The governor's "Put Parents In Charge Act", which Rep. Smith has pre-filed in the House, would not include vouchers. It would give families making up to $75,000 a year the option of tax credits to send their kids to another public school, a private school or to home-school them.

"You can read about it, but it ain't the same as when you see it there in real life," Gov. Sanford said. "So it made that much more real to me that which I've read about over the years."

He was particularly impressed by the discipline and order at the schools he visited. The schools were much smaller than a typical public school. Students wore uniforms and did up to an hour-and-a-half of homework every night.

Here in South Carolina, a group made up of the state PTA, School Boards Association and school administrators has formed to fight the governor's proposal. Leni Patterson, chairman of the Laurens 55 school board, said at an October news conference, "The diversion of public funds away from supporting already-underfunded public schools is a detriment not only to low-performing schools but also to high-performing ones as well. Why would we knowingly spend taxpayer money on an approach that research has shown to have a negative impact on our children and not shown results?" 

"Then there's a giant conspiracy going on up in Milwaukee," Gov.

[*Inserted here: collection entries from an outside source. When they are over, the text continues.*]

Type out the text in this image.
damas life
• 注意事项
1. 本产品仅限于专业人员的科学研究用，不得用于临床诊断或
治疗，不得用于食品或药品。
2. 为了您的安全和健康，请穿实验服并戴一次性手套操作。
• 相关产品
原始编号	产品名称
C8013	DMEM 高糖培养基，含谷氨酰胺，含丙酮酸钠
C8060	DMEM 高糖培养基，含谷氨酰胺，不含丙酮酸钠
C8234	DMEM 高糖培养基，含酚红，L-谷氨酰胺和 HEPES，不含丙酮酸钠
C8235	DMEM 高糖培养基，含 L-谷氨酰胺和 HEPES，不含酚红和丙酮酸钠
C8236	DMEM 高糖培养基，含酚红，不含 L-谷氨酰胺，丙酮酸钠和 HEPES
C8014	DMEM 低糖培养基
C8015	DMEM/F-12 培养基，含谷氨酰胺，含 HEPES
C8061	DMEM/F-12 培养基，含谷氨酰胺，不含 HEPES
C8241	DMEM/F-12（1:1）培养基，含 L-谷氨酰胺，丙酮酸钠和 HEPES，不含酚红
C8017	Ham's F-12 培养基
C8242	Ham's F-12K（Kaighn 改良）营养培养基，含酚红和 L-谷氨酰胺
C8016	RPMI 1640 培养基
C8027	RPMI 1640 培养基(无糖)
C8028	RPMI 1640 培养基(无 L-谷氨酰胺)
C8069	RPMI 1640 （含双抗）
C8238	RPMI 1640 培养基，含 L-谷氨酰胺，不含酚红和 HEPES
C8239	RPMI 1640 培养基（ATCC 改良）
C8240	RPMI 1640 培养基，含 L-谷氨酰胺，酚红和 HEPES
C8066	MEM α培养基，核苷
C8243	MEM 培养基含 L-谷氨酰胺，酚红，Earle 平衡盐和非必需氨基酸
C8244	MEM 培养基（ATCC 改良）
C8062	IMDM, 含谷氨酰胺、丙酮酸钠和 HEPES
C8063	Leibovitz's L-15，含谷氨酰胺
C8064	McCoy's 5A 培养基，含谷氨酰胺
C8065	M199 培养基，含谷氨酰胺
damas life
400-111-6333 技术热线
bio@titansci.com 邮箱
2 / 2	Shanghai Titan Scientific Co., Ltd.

Sanford says of that claim, "because when you talk to school board members, when you talk to kids, when you talk to the leadership in the chamber (of commerce) organization itself, when you talk to a whole host of folks involved in the educational process, and when you talk to parents, they like what they're getting."

He says the results speak for themselves. Since the voucher system has been in place in Milwaukee, the dropout rate has fallen by ten percentage points. Test scores of the students in the private schools have gone up, and so have the scores of students who remain in the public schools.

And the governor points to a study by a Harvard economist that found that state per-pupil spending in public schools has actually gone up, not down, since vouchers have been in place. That's because the voucher is worth less money than what the state was giving a school for each student. If a child leaves a public school, the school still gets a portion of that child's money from the state.

While school officials and many Democrats in South Carolina are fighting his plan, the governor says it was Democrats in Milwaukee who first proposed vouchers, and school board members are solidly behind the system.

"So why people would fight against an idea that is progressive in nature, that gives to parents the same choice that a lot of wealthy parents already have and exercise currently, to me doesn't make sense."